39. A recombinant host cell suitable for the production of the soluble protein according to claim 1, comprising the nucleic acids encoding said first and second single chain polypeptides of said heterodimers of said protein, and optionally, secretion signals.

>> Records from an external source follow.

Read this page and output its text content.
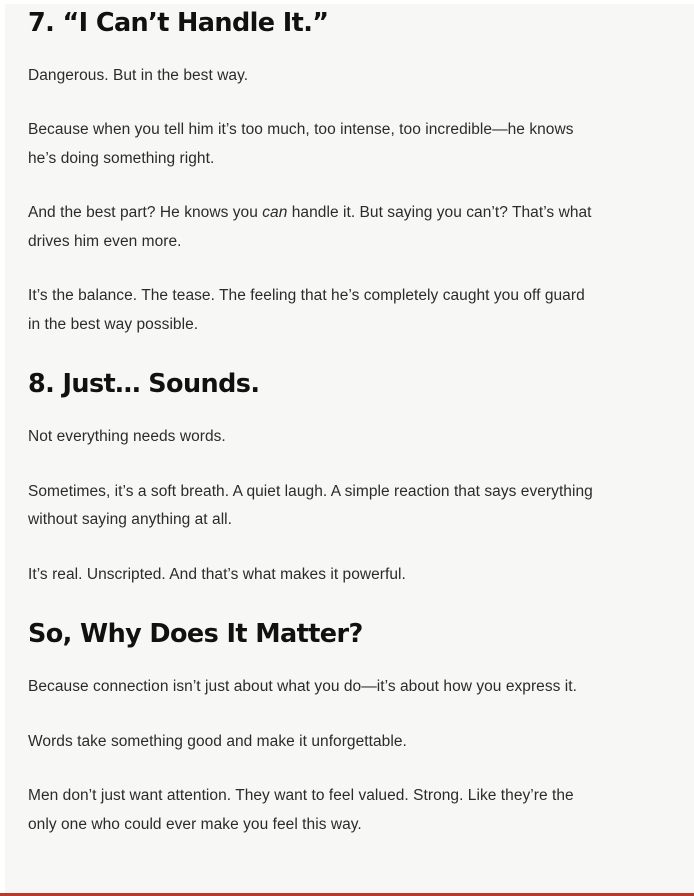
7. “I Can’t Handle It.”

Dangerous. But in the best way.

Because when you tell him it’s too much, too intense, too incredible—he knows he’s doing something right.

And the best part? He knows you can handle it. But saying you can’t? That’s what drives him even more.

It’s the balance. The tease. The feeling that he’s completely caught you off guard in the best way possible.

8. Just… Sounds.

Not everything needs words.

Sometimes, it’s a soft breath. A quiet laugh. A simple reaction that says everything without saying anything at all.

It’s real. Unscripted. And that’s what makes it powerful.

So, Why Does It Matter?

Because connection isn’t just about what you do—it’s about how you express it.

Words take something good and make it unforgettable.

Men don’t just want attention. They want to feel valued. Strong. Like they’re the only one who could ever make you feel this way.
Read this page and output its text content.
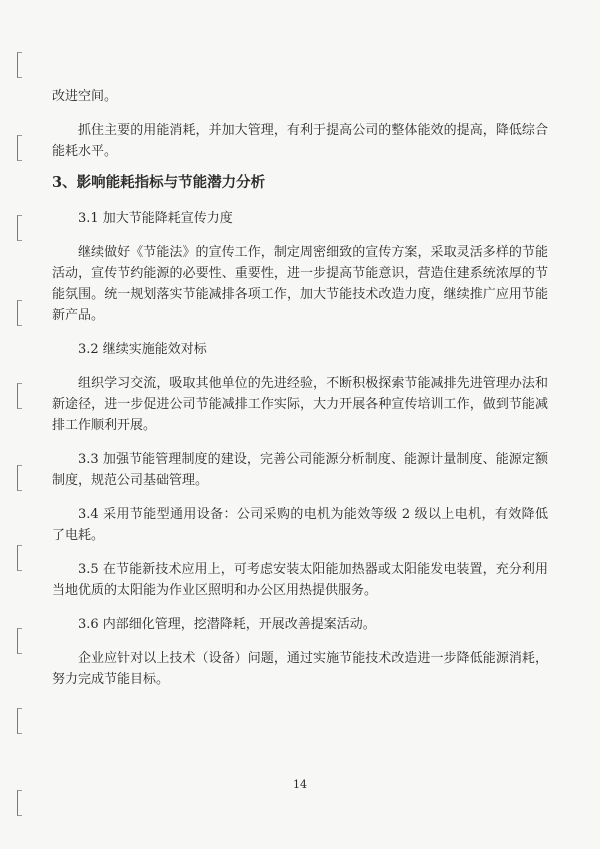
改进空间。

抓住主要的用能消耗，并加大管理，有利于提高公司的整体能效的提高，降低综合能耗水平。

3、影响能耗指标与节能潜力分析

3.1 加大节能降耗宣传力度

继续做好《节能法》的宣传工作，制定周密细致的宣传方案，采取灵活多样的节能活动，宣传节约能源的必要性、重要性，进一步提高节能意识，营造住建系统浓厚的节能氛围。统一规划落实节能减排各项工作，加大节能技术改造力度，继续推广应用节能新产品。

3.2 继续实施能效对标

组织学习交流，吸取其他单位的先进经验，不断积极探索节能减排先进管理办法和新途径，进一步促进公司节能减排工作实际，大力开展各种宣传培训工作，做到节能减排工作顺利开展。

3.3 加强节能管理制度的建设，完善公司能源分析制度、能源计量制度、能源定额制度，规范公司基础管理。

3.4 采用节能型通用设备：公司采购的电机为能效等级 2 级以上电机，有效降低了电耗。

3.5 在节能新技术应用上，可考虑安装太阳能加热器或太阳能发电装置，充分利用当地优质的太阳能为作业区照明和办公区用热提供服务。

3.6 内部细化管理，挖潜降耗，开展改善提案活动。

企业应针对以上技术（设备）问题，通过实施节能技术改造进一步降低能源消耗，努力完成节能目标。

14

40. The recombinant host cell of claim 39, comprising the nucleic acids of SEQ ID NO:10; SEQ ID NO:11, SEQ ID NO:59, SEQ ID NO:60, SEQ ID NO:61, SEQ ID NO:62, SEQ ID NO:63, SEQ ID NO:64, SEQ ID NO:65, SEQ ID NO:66, SEQ ID NO:67, SEQ ID NO:68, SEQ ID NO:69, SEQ ID NO:70, SEQ ID NO:71, SEQ ID NO:72, SEQ ID NO:73, SEQ ID NO:74, SEQ ID NO:75, SEQ ID NO:76, SEQ ID NO:77, SEQ ID NO:78, SEQ ID NO:79, SEQ ID NO:80, SEQ ID NO:81, SEQ ID NO:82, SEQ ID NO:83, SEQ ID NO:84, SEQ ID NO:85, SEQ ID NO:86, SEQ ID NO:87, and SEQ ID NO:88, stably integrated in the genome.

41. (canceled)

42. A process for the production of a soluble protein of claim 1, comprising culturing a recombinant host cell, under appropriate conditions for the production of said soluble protein, and isolating said protein, wherein said host cell comprises the nucleic acids encoding said first and second single chain polypeptides of said heterodimers of said protein, and optionally, secretion signals.

43. A method of treating, or diagnosing, inflammatory disorders in a subject, wherein the inflammatory disorder is autoimmune, acute or chronic, said method comprising the step of administering to a subject the soluble protein of claim 1.

44. A method of treating Th2-mediated airway inflammation, allergic disorders, asthma, inflammatory bowel diseases or arthritis in a subject, comprising the step of administering to a subject the soluble protein of claim 1.